Our neighbor organization, Friends of Five Creeks, has put out another issue of its outstanding newsletter. Written by Susan Schwartz, the group’s president, the 8-page broadcast covers creekside weedings, a detailed lesson on pollinator flies, and a survey of regional, statewide, and a bit of national news affecting land and water. Download a PDF version of it here, or go to the organization’s website for more. This is the best habitat conservation newsletter in the region.
Squirrel of the Week
Munching on fuzzy plants can be so messy. The fuzz sticks to your hands and your chin.
This California Ground Squirrel (Otospermophilus beecheyi) is exhausted from its meal and too bushed to tidy up right now. I’ll do that later!

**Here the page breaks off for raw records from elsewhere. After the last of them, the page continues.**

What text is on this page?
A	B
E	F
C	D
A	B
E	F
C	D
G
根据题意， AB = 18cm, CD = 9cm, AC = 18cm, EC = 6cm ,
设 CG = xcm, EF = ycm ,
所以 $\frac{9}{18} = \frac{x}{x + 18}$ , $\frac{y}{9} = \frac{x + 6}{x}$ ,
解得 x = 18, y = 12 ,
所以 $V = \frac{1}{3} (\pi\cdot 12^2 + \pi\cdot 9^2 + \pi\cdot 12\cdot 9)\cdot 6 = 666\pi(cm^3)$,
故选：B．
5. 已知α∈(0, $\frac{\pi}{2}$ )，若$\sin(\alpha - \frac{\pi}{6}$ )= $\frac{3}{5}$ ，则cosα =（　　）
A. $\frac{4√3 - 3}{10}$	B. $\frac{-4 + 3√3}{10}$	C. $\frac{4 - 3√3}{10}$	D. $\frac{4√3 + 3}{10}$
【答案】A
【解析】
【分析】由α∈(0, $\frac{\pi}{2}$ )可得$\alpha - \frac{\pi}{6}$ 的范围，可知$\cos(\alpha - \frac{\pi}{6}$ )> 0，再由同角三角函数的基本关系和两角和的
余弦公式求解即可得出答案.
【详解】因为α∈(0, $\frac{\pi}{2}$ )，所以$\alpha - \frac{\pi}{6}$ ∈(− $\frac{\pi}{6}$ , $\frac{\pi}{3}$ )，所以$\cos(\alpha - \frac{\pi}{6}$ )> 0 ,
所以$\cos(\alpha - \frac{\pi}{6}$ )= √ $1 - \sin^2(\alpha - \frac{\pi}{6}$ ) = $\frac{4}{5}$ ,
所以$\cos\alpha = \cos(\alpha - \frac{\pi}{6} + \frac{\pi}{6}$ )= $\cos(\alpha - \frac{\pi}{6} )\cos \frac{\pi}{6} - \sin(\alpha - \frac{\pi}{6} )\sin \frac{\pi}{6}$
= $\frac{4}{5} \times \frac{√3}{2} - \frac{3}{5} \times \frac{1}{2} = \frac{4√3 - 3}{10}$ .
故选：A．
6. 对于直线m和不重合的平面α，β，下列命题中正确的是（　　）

A park visitor the other day referred to them as “squirrel rats.” Earlier, another park visitor called them “water rats.” Oh, the calumny! Both rats and squirrels are rodents, but so are beavers, porcupines, guinea pigs, and hamsters. Note the obvious difference: the tail. Rats have naked tails. Squirrel tails are bushy. And think about timing. How often do you see wild rats out in broad daylight? Not much; they’re nocturnal. Squirrels are diurnal, like most humans. So quit the rat-shaming already, people!
Rats are said to be very intelligent, but that hasn’t kept them from being imprisoned and used by the many thousands in lab experiments. Squirrels have mostly avoided that. Who’s the smarter one?